Circonstance : Conférence internationale de l'OMC à Seattle (Etats-Unis) du 30 novembre au 3 décembre 1999

Média : Emission L'Invité de RTL - La Croix - La Voix du Nord - Le Midi Libre - Les Dernières Nouvelles d'Alsace - Midi libre - Ouest France - RTL

Texte intégral

RTL, le 26 novembre 1999

Q – François Huwart, secrétaire d'Etat chargé du Commerce extérieur, présent au Sommet de l'Organisation mondiale du Commerce de Seattle qui débute donc officiellement le 29 novembre. Alors que répondez-vous aux inquiétudes sur les ravages d'une mondialisation incontrôlée, d'un moins disant social, de « malbouffe », d'uniformisation des modes de vie… Ce Sommet sera-t-il plus qu'une énième conférence sur la libre circulation des biens et des services ?

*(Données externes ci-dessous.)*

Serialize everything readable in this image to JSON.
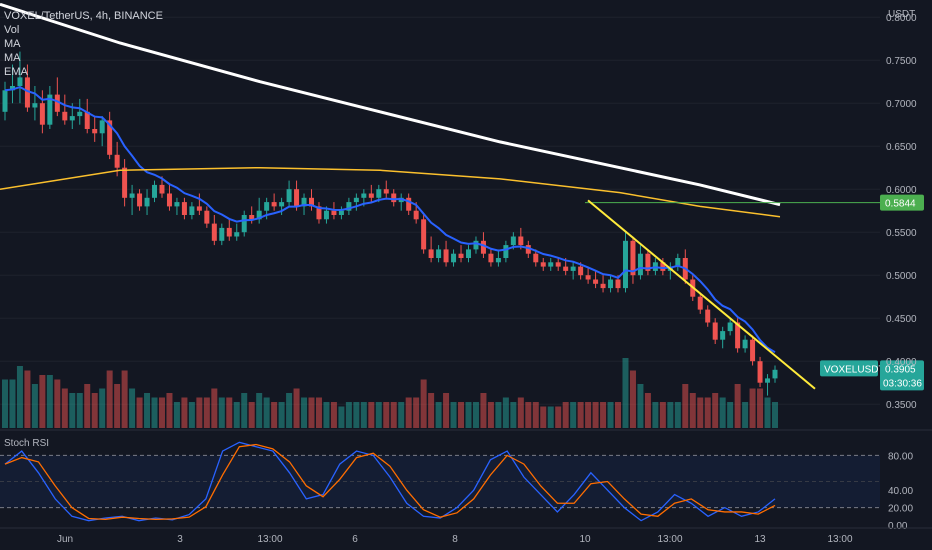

R – Très sincèrement nous l'espérons. L'Union européenne, le gouvernement français l'espèrent. Ce qui est en cause aujourd'hui, c'est précisément de savoir quel visage aura la mondialisation demain. Nous souhaitons certes, que les échanges commerciaux continuent de croître car la France qui est un pays exportateur y a intérêt, les entreprises sont bien intégrées, quatrième exportateur mondial, troisième exportateur pour les services. Il faut savoir qu'un emploi sur quatre aujourd'hui crée en France l'est à la suite d'un acte d'exportation. Donc nous y avons des intérêts offensifs, des intérêts économiques mais en même temps, notre préoccupation est de faire en sorte que désormais grâce à ce cycle qui commence, nous puissions humaniser et réguler la mondialisation.

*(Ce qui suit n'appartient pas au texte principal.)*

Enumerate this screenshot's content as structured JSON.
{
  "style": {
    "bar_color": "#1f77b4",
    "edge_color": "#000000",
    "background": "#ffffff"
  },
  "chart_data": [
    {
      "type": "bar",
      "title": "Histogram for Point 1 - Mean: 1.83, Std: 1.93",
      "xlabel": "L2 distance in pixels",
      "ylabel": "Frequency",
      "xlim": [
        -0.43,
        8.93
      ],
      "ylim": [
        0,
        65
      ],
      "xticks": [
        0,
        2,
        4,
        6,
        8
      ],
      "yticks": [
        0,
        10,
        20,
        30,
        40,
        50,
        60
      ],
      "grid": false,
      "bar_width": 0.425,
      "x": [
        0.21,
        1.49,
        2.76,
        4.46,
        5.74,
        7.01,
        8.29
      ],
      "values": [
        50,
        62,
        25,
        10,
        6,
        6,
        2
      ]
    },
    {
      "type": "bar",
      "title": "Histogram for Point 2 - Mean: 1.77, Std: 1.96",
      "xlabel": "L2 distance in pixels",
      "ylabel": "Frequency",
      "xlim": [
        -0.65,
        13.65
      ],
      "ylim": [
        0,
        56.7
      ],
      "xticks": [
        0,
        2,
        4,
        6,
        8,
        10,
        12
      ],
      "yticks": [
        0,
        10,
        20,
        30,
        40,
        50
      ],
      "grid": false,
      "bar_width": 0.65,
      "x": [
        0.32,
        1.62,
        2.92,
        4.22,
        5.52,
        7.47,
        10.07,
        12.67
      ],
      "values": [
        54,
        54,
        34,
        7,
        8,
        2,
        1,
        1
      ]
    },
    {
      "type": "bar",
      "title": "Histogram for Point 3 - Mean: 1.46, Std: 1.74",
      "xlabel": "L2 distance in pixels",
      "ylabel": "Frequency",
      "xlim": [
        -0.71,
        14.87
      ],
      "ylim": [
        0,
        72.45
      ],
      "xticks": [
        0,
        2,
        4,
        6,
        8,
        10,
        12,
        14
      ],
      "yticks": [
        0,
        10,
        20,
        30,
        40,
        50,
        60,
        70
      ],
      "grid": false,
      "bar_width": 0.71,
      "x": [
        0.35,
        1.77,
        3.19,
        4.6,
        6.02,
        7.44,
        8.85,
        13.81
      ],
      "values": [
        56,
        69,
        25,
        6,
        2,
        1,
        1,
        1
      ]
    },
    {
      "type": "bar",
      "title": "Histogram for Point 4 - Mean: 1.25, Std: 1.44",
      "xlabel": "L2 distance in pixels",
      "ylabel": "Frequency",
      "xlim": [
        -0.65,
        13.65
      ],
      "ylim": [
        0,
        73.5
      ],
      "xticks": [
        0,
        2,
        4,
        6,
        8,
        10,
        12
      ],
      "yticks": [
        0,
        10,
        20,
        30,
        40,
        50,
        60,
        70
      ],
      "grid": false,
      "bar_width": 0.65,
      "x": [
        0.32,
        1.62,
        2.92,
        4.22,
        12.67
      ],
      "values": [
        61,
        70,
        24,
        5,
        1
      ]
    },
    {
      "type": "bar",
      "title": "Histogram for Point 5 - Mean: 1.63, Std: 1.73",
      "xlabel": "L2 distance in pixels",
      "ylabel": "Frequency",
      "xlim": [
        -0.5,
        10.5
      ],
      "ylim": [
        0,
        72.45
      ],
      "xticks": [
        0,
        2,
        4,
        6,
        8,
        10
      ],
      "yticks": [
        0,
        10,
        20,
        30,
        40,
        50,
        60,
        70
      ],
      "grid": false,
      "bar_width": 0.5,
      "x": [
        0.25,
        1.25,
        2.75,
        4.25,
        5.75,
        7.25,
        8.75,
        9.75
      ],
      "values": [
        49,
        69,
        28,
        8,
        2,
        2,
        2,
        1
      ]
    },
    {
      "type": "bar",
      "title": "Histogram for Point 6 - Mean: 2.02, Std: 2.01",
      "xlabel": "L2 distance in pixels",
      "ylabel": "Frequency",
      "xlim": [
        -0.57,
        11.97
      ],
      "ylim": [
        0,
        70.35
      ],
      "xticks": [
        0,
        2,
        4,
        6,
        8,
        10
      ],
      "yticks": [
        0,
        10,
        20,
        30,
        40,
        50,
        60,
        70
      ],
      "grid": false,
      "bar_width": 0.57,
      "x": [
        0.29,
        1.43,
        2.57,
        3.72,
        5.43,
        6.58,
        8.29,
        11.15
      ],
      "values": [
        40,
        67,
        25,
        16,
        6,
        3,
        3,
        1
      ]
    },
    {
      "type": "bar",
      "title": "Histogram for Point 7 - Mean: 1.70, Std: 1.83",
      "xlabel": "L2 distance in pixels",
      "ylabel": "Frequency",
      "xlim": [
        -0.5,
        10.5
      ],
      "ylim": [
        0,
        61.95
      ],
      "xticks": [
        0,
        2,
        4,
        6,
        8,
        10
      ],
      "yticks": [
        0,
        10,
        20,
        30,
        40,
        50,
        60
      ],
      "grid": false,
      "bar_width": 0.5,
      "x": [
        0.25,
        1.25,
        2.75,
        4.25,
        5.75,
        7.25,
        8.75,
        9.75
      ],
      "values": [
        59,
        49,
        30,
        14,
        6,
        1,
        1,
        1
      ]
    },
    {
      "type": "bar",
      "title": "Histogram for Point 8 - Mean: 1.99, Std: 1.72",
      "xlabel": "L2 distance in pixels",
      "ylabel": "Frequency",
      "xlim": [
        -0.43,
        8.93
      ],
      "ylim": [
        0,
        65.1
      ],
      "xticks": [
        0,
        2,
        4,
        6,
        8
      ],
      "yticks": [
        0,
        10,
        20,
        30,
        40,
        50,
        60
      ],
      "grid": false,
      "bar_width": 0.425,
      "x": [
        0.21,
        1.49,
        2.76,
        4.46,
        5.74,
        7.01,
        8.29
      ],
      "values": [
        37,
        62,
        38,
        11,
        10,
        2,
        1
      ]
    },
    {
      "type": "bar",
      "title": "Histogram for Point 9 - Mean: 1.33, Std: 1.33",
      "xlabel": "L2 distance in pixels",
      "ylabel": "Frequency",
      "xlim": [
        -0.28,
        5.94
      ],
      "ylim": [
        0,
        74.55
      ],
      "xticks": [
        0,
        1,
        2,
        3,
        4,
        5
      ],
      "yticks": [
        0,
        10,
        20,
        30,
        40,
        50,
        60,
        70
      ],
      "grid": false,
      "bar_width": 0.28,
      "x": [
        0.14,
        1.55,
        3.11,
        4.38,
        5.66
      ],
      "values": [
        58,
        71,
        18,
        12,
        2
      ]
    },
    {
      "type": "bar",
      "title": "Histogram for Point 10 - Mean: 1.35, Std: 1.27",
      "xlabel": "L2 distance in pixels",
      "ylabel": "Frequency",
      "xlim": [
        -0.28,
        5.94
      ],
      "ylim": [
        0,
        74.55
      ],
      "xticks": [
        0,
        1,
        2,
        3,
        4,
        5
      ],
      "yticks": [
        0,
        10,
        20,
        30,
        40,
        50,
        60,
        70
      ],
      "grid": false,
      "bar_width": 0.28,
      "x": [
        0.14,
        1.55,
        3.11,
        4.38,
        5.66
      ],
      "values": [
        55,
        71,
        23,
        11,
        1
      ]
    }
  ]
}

Q – D'autant que l'atmosphère n'est pas à la fête dans l'opinion publique face à la contestation qui monte.

R – Oui, mais je crois que c'est une donnée qu'il faut prendre en compte maintenant. Cela n'est plus une affaire de spécialistes fort heureusement, c'est une bonne chose. L'opinion publique s'approprie la question de la mondialisation, cela concernera la vie quotidienne de nos concitoyens dans les années qui viennent, et il ne faut pas regretter cette appropriation et le fait que ce soit désormais un lieu de débat publique, au contraire.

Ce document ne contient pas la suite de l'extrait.